Si sentiva confuso dopo lo scontro con il proprio compagno. Avrebbe voluto bearsi ancora della sua compagnia, annusare i suoi ferormoni e baciare per il resto della sua vita quella bocca beffarda, ma avrebbe anche voluto che quelle braccia lo circondassero come avevano fatto quelle di Don Keigo nei suoi momenti più tristi, però quello non sarebbe mai successo, come anche una vita tranquilla passata insieme.
Doveva rinchiudere dentro di sé il proprio Omega, impedirgli di pensare a quell'Alpha che lo voleva solo schiacciare. Sapeva che se non fosse stato per quei maledetti ferormoni, non ci sarebbe stato nulla a legarli, se solo fosse nato Beta avrebbe potuto vivere felice e ignorante come la maggior parte della popolazione.
Pianse mentre si avviava al covo in cui aveva vissuto in quelle ultime settimane.
Se non fosse stato per Giran, lo strano figuro che aveva incontrato il giorno in cui era scappato dal convento, starebbe ancora vagando alla ricerca di un modo per sopravvivere al di fuori di quelle mura in cui era rimasto chiuso per tutta la sua esistenza.

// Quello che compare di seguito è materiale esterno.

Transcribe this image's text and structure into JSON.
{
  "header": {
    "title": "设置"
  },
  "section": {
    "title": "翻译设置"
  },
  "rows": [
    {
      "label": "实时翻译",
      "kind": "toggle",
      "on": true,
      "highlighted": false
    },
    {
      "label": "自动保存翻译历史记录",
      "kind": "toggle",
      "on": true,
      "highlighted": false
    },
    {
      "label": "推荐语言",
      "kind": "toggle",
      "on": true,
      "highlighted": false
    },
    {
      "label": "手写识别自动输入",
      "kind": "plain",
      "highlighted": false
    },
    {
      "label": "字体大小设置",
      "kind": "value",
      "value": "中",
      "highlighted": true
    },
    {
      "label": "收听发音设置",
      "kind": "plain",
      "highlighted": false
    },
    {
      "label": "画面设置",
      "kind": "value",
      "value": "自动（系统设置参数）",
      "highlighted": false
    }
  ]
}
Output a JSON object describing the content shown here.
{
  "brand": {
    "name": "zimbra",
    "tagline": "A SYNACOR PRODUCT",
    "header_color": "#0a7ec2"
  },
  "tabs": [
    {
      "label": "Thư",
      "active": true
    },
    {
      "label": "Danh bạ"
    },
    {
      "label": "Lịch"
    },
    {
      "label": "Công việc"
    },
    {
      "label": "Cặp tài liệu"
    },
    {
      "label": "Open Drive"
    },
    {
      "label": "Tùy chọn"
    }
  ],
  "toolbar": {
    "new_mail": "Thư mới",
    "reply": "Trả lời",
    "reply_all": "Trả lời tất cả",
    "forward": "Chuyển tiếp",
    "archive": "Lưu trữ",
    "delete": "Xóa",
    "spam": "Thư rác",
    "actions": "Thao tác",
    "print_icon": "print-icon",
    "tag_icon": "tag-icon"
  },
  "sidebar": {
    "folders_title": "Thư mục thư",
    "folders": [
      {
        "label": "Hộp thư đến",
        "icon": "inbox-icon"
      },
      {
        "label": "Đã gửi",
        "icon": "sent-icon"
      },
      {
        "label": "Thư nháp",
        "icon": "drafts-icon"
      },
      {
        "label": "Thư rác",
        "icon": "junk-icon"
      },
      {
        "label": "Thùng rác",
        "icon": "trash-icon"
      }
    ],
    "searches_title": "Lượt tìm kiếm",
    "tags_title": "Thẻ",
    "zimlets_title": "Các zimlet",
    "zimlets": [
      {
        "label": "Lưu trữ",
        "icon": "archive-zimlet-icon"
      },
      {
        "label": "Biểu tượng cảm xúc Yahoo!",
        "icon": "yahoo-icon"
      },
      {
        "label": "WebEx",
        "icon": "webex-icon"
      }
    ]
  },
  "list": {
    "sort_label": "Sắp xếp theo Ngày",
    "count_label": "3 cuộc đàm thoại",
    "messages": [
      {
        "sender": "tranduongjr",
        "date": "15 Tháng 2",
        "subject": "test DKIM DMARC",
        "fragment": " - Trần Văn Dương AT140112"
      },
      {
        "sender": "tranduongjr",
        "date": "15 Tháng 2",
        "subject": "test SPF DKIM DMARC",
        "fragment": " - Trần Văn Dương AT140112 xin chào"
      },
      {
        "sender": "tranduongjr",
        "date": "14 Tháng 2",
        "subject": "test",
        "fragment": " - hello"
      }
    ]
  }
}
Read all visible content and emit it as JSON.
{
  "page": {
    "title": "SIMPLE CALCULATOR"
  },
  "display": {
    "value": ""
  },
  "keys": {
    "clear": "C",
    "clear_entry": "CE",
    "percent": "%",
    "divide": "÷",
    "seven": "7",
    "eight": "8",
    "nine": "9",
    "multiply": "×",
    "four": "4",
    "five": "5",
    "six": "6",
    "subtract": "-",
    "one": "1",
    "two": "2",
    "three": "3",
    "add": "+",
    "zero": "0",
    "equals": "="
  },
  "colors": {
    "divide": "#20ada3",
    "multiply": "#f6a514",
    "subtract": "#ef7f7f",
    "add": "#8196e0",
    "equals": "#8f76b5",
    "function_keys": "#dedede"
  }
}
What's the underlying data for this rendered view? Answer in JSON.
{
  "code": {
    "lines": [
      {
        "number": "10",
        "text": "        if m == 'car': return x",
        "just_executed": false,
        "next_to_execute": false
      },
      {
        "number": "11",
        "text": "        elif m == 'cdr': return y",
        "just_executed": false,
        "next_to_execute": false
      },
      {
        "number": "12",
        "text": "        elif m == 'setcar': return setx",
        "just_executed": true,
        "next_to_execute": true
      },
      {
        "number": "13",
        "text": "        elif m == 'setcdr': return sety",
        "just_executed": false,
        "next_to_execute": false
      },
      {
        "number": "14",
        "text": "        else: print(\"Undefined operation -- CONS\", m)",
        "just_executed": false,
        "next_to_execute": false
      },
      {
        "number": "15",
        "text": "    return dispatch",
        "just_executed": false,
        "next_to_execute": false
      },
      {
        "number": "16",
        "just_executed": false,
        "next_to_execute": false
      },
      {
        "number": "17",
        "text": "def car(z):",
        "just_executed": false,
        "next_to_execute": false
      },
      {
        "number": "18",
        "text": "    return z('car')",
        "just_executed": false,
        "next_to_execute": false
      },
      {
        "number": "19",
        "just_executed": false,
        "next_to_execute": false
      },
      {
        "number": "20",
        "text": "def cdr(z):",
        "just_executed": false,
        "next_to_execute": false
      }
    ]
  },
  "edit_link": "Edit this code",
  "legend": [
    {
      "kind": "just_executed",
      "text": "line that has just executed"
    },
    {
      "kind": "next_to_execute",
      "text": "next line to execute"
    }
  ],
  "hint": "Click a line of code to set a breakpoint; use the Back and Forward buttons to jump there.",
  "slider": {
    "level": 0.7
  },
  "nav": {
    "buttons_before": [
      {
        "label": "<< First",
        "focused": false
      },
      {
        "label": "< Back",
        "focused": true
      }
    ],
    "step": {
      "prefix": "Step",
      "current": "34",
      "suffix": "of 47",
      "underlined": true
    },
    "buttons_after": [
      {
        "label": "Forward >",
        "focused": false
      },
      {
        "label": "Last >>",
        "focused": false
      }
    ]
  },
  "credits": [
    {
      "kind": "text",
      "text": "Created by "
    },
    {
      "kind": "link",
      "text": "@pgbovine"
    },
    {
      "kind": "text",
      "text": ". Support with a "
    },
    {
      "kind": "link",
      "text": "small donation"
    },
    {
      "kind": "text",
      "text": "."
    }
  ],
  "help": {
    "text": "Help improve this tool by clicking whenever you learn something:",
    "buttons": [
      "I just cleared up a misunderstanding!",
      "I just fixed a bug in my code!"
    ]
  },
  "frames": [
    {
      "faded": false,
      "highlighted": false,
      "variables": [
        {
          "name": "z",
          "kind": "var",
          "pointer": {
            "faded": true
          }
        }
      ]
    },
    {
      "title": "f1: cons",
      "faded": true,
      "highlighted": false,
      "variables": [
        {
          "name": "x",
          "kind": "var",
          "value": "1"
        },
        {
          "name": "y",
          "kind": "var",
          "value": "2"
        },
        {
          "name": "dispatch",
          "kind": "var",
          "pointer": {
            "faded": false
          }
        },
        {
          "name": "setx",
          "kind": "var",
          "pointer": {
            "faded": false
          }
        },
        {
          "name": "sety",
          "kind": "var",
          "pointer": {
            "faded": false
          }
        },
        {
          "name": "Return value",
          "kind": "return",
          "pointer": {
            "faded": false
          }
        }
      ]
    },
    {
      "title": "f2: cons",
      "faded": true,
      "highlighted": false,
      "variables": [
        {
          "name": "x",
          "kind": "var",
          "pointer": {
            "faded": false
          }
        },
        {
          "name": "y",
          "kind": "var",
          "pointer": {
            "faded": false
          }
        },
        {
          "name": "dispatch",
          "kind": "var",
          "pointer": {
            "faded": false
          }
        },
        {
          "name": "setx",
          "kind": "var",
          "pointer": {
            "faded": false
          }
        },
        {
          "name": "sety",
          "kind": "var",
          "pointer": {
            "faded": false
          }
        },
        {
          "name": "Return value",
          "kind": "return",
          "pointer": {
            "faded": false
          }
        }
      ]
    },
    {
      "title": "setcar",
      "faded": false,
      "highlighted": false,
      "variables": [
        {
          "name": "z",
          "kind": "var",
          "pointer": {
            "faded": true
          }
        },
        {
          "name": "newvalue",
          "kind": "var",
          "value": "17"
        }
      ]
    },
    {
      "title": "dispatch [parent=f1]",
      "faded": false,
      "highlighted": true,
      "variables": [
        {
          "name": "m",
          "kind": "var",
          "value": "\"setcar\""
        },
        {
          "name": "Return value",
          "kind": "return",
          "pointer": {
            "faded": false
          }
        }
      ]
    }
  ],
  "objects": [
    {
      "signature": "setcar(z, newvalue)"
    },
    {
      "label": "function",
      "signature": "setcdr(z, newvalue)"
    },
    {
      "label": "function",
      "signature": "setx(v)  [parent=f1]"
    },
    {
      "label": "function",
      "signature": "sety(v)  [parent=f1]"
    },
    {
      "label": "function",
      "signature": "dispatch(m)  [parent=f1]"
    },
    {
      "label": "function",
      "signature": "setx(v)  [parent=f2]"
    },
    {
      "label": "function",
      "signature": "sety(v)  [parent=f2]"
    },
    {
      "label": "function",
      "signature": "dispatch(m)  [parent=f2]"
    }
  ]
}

Gli mancavano i suoi colleghi preti e si sentiva mortificato per non averli salutati a dovere quando era fuggito, non aveva neppure lasciato un biglietto con delle spiegazioni, se ne era andato e basta, lasciando Don Yagi solo. Gli mancavano i loro pomeriggi insieme ad allenarsi, vederlo impugnare una pistola o compiere una qualche acrobazia nonostante il medico glielo avesse impedito.
Senza rendersi conto di quanto avesse camminato, alla fine si trovò davanti la porta del covo, ben mimetizzata in quel vicolo dismesso. Varcò la porta con ancora la frustrazione ad incupirgli lo sguardo e il tutto non migliorò quando la voce dell'unico Alpha di tutta la combriccola gli si avvicinò spargendo il suo odioso odore di pop corn bruciato nell'aria.
«Il cucciolo è tornato all'ovile.» gridò richiamando l'attenzioone di tutti, anche di quelli che non si trovavano nella stanza in cui era appena entrato, un bar dismesso usato ai tempi per incontri clandestini, «Allora hai ucciso il tuo Alpha?» gli chiese il ragazzo avvolgendogli le spalle con un braccio.
«Sei un vero rompi coglioni Dabi.» rispose Izuku sfuggendo alla sua presa guardandolo storto e avviandosi lontano da lui e da tutti quelli che si erano avvicinati per salutarlo, andandosi a nascondere in quel piccolo spazio che gli avevano dato quando era arrivato.